Overall, the present findings suggest that the selected PACs are promising process-directing agents that can lead to phase selection at the collagen–PAC interface. By modifying collagen chemistry and biomechanics, the structurally diverse (DP, linkage types) PAC oligomers favored nucleation within the confined spaces using a CaP medium devoid of crucial polymer additives.

Another broader conclusion is that PACs are unlikely to strictly inhibit CaP nucleation in solution. Classic inhibitors such as pAsp sequester calcium and phosphate ions to form highly hydrated complexes that behave like a liquid, known as the PILP phase [17]. Unlike PILPs, some tested PACs interacted with free mineral ions, generating solid complexes. When Medium B was supplemented with PAC oligomers (without collagen), spontaneous precipitation of particles still occurred over time (Figure S11). However, the recovered CaP–PAC complexes were remarkably smaller than apatite crystals generated in a PAC-free medium, attesting to the PAC activity.
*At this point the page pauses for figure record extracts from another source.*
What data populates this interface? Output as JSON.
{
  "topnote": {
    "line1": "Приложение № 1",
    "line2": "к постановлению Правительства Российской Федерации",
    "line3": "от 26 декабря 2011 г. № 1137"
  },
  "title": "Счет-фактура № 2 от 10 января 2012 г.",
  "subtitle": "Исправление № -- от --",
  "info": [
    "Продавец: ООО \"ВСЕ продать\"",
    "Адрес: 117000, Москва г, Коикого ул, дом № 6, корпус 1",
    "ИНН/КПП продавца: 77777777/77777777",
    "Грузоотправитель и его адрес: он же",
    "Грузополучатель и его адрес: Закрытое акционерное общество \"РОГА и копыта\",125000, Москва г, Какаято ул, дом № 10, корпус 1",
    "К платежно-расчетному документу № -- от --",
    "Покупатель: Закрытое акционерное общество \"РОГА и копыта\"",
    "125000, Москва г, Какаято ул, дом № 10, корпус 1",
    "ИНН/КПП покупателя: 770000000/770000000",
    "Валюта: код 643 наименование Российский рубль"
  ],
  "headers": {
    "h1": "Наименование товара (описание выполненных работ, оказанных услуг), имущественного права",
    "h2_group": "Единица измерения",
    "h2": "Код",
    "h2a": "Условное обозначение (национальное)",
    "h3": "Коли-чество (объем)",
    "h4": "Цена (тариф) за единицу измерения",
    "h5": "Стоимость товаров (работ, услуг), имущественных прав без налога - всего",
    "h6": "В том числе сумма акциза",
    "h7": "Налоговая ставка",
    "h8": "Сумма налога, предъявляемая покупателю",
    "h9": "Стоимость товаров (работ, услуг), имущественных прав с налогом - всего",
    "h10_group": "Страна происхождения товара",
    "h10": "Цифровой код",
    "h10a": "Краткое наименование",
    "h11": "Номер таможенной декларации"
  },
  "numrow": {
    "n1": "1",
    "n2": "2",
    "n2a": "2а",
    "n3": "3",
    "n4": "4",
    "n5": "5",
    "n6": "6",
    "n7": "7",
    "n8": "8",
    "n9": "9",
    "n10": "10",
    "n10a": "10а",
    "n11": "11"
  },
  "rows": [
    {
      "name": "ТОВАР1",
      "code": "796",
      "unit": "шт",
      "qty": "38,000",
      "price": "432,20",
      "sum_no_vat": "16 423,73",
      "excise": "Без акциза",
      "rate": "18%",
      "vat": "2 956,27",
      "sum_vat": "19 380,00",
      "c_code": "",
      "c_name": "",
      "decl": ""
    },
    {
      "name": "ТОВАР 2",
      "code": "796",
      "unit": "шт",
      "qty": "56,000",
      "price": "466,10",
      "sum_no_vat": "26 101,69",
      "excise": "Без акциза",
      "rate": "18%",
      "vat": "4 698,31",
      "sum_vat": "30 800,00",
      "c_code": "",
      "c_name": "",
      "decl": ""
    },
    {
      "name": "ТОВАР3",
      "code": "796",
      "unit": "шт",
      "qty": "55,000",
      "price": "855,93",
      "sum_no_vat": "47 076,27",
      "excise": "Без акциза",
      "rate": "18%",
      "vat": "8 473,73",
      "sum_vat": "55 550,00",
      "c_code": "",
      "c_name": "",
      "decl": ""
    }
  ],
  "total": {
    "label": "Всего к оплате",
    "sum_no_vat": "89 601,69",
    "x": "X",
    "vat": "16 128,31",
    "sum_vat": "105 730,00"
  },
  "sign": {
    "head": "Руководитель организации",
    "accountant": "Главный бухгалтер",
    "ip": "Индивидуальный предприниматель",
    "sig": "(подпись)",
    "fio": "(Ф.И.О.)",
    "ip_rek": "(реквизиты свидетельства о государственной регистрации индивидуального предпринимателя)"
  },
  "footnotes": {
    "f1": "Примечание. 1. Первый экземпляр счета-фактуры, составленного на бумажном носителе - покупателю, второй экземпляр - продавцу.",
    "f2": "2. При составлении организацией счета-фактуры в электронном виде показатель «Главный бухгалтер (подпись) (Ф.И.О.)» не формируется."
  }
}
Based on the new data, we hypothesize that the modulation of PACs on intrafibrillar mineralization starts at the surface level, where the metal chelation ability of immobilized oligomers leads to the selection of transient, amorphous mineral precursors, while preventing surface-directed nucleation. These precursors can then seep into the water-filled compartments within the collagen fibril. Nucleation and crystallization likely depend on factors such as medium saturation and inclusion/exclusion of PAC oligomers in the collagen's compartments. This potential mechanism aligns with one of the prevailing mineralization theories, which suggests that mineralization is facilitated through the formation of prenucleation clusters that infiltrate the collagen's interstices via electrostatic interactions [47].

Further investigations could elucidate how bound PACs affect the propagation of the mineral phase through the collagen fibrils and its transformation over time. The present study, conducted with isolated collagen fibrils, also revealed certain limitations that open opportunities for future exploration: one such area lies in elucidating the nature of the mineral phase with extended incubation times.